Hannover Niedersachsen hat mutmaßliche Anhänger der Gülen-Bewegung vor möglichen Repressalien bei Reisen in ihre Heimat gewarnt, weil sie der türkische Geheimdienst ausgespäht hat. Es sei davon auszugehen, dass die Betroffenen nicht wüssten, dass sie observiert werden, sagte Innenminister Boris Pistorius am Dienstag in Hannover. „Ich halte das für eine berechtigte und notwendige Maßnahme, um die Menschen vorwarnen zu können.“ In ihrer Heimat könnten den Betroffenen erhebliche Repressalien bis zur Verhaftung drohen.

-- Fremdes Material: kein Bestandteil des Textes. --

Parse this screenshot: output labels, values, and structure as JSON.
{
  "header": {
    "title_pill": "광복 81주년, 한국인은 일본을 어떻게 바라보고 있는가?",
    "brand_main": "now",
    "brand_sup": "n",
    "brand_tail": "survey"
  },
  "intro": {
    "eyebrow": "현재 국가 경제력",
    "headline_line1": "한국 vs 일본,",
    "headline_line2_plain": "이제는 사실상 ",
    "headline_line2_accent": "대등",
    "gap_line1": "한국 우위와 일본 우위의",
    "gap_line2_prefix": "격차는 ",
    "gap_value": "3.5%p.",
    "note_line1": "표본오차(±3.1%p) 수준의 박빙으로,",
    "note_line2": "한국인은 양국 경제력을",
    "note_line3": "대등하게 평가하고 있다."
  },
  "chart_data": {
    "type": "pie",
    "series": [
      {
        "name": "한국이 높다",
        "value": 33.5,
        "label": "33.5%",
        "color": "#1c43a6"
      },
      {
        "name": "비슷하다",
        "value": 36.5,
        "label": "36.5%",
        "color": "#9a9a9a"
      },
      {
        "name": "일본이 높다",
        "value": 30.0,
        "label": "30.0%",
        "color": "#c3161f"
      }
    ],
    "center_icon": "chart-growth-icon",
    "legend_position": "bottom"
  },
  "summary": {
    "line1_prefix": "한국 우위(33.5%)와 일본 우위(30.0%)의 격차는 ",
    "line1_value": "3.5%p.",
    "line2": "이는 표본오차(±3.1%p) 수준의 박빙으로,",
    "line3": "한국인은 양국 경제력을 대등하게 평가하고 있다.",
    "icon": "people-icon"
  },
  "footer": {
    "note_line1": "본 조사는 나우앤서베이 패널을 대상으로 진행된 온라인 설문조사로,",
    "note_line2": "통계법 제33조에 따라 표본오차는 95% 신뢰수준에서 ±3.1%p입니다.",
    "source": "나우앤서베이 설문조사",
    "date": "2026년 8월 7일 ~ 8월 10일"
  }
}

Der türkische Präsident Recep Tayyip Erdogan sieht in der Bewegung um den im US-Exil lebenden Prediger Fetullah Gülen die treibende Kraft hinter dem gescheiterten Militärputsch vom vergangenen Sommer. Nach Angaben von Pistorius hat der türkische Geheimdienst MTI den Bundesnachrichtendienst (BND) eine Liste mit Verdächtigen übergeben in der Annahme, deutsche Sicherheitsbehörden würden die türkische Spionage unterstützen. Der BND habe die Unterlagen an den Verfassungsschutz weitergeleitet. Nach Informationen von „Süddeutscher Zeitung“, NDR und WDR stehen auf der Liste die Namen von mehr als 300 in Deutschland lebenden angeblichen Gülen-Anhängern. Zudem würden 200 Vereine, Schulen und andere Einrichtungen aufgeführt, die der Bewegung zuzurechnen seien.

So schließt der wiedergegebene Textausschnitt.